In view of more demanding services, he was appointed titular archbishop of Laodicea in Phrygia on 2 January 1693 and consecrated bishop on 4 January 1693 by Cardinal Galeazzo Marescotti in Rome with Prospero Bottini, Titular Archbishop of Myra, and Stefano Giuseppe Menatti, Titular Bishop of Cyrene, serving as co-consecrators. The day after, he left Rome as Nuncio to the Kingdom of Spain, where he succeeded to gain the confidence of Charles II.

==Archbishop of Milan==
On 13 April 1693, Federico Caccia was appointed Archbishop of Milan, however he entered Milan only on 11 December 1696 due to his ongoing diplomatic services and to a term of about six months in Rome. On 12 December 1695, he was appointed Cardinal Priest of Santa Pudenziana.

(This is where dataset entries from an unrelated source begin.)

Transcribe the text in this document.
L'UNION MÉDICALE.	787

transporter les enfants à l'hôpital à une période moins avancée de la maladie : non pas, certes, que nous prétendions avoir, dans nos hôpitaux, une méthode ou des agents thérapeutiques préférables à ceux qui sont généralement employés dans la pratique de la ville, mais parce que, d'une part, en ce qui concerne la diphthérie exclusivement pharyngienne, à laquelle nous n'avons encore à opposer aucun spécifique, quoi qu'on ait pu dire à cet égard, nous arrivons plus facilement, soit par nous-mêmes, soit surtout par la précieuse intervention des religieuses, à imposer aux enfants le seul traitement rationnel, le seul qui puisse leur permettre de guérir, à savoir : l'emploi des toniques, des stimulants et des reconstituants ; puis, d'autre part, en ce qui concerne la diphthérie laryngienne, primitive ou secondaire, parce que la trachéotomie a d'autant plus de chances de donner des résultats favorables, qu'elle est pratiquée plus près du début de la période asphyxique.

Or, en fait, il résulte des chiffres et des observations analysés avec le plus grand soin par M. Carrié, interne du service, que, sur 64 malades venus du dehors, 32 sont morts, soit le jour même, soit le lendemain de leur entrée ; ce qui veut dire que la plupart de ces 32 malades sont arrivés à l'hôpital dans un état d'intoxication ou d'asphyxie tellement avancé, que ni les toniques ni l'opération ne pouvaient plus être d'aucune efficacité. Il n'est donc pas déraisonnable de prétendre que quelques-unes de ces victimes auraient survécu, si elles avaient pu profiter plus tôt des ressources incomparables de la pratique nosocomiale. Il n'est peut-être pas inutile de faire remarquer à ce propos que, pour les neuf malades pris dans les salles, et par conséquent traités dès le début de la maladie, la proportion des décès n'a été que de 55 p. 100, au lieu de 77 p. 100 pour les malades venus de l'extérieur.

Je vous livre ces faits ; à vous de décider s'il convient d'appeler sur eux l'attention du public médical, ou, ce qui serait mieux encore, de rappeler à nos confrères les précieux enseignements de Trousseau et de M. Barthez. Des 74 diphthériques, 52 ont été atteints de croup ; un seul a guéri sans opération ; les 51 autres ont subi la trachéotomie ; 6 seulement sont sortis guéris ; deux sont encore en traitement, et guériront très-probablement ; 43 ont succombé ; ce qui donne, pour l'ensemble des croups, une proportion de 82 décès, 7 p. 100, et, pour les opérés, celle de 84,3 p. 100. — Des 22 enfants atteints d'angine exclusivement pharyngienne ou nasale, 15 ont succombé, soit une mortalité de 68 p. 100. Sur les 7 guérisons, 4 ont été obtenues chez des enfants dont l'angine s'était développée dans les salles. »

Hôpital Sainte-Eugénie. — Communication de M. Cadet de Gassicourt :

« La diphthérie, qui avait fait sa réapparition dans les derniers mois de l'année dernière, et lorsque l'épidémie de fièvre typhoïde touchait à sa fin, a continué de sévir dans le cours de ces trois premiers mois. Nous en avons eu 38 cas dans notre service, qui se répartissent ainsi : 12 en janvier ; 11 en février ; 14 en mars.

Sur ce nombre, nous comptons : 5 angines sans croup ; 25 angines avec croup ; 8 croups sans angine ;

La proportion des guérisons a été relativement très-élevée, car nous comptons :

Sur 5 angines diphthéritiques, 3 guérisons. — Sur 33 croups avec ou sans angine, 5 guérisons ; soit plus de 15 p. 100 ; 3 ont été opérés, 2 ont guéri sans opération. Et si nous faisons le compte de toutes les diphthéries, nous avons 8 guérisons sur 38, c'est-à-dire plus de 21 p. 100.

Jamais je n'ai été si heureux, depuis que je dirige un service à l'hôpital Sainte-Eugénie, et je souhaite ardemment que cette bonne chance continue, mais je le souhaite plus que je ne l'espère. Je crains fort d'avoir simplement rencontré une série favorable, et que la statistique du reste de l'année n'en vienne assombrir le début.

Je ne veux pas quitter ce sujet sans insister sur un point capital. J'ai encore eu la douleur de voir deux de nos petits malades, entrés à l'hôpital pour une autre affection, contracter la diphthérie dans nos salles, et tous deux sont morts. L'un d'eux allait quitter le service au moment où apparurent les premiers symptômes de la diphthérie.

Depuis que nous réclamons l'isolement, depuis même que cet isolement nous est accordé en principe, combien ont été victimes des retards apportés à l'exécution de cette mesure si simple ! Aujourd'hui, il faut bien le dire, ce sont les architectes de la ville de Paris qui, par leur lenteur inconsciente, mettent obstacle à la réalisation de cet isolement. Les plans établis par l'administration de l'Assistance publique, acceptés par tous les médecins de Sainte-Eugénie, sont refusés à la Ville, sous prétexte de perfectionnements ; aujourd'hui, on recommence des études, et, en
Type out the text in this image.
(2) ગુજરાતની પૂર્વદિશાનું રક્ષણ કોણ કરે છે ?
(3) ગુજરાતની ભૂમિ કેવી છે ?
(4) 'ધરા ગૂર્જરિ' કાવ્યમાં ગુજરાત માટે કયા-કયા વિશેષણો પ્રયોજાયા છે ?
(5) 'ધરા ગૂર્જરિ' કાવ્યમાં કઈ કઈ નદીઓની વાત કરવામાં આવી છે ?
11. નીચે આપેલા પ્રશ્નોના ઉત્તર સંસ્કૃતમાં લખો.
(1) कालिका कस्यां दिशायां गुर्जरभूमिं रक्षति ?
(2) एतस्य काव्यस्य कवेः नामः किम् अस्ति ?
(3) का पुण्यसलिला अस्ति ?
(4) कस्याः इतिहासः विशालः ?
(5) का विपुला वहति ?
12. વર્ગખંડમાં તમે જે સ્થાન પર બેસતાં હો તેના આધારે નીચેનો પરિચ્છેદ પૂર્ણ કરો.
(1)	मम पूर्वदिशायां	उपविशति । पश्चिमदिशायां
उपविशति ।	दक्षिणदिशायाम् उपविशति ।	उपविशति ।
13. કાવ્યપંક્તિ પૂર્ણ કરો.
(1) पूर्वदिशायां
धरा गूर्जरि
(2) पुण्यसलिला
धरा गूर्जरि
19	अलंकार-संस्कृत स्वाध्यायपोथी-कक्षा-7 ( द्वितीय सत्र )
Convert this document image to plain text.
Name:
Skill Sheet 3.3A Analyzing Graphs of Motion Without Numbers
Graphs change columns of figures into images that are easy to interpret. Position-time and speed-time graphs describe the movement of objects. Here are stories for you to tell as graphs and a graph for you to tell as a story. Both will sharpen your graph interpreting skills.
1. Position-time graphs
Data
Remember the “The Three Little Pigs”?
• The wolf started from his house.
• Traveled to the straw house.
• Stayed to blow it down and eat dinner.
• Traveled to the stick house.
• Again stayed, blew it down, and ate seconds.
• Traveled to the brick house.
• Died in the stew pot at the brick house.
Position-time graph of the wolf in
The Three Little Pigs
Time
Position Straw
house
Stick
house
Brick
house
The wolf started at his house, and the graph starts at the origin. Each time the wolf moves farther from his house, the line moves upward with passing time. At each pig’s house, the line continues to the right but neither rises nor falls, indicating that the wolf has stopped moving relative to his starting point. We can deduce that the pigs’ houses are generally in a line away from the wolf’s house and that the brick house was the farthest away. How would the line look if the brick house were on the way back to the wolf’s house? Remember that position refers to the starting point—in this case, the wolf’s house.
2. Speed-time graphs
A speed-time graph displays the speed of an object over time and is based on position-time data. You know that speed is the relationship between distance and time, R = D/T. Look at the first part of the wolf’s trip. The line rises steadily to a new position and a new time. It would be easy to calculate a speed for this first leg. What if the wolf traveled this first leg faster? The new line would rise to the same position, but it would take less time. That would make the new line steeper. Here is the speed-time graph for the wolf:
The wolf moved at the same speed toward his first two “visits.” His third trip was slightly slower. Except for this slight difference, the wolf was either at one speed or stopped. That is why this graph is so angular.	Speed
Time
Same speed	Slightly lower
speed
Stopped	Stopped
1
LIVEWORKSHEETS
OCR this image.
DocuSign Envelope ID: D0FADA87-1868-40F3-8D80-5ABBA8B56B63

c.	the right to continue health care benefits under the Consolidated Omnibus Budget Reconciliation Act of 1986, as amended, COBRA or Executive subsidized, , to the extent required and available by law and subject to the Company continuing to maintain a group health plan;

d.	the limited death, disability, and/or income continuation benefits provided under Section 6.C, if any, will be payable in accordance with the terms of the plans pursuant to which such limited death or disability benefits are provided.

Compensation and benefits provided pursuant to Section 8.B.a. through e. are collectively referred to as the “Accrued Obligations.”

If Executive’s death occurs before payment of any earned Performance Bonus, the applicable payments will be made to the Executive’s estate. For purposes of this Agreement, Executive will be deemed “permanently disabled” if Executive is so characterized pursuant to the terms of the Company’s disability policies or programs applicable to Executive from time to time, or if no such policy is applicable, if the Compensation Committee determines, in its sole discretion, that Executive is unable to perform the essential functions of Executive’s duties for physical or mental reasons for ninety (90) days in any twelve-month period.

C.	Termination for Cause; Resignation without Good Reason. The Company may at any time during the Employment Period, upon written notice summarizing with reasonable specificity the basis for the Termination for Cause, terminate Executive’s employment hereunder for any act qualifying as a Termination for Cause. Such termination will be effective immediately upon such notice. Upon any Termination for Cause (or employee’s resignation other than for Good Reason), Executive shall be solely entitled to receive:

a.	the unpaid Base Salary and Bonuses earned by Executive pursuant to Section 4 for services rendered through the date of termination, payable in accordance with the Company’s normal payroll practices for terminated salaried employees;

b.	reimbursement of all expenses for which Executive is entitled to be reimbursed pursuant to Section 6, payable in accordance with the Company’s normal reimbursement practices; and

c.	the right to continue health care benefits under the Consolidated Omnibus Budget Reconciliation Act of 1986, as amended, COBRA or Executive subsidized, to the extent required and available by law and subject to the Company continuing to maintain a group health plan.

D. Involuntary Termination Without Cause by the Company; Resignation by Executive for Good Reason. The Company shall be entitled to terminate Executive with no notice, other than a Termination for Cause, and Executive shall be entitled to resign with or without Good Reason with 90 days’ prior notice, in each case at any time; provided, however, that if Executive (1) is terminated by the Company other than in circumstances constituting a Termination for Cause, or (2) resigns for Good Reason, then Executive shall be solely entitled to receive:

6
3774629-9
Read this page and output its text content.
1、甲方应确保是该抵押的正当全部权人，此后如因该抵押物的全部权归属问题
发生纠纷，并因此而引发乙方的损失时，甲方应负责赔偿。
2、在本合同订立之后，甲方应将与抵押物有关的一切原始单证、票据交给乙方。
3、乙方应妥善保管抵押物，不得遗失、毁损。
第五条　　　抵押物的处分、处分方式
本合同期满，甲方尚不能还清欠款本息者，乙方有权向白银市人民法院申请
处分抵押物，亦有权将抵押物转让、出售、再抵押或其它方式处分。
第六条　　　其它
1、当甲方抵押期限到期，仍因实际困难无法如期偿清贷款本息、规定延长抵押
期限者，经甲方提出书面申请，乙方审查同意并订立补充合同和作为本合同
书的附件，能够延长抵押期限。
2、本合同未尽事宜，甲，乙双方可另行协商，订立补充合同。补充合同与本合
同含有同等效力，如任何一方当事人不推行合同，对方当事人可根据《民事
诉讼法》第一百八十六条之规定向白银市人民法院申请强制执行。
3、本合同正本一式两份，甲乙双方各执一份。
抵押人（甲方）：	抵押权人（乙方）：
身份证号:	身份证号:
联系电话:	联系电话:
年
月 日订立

As Archbishop of Milan, he convened all the vicars of the diocese of Milan on 16 March 1697, and made a pastoral visit to the valley of Ticino. He was able to keep such good relations with the Spanish government that he was appointed by Charles II of Spain as temporary governor of the Duchy of Milan in 1697.

He is remembered for his love for the paupers to whom he left by will all his properties. Federico Caccia died in Milan on 14 January 1699 and his remains were buried in the North transept of the Cathedral of Milan. While bishop, he was the principal consecrator of Francisco Manuel de Zúñiga Sotomayor y Mendoza, Bishop of Ciudad Rodrigo.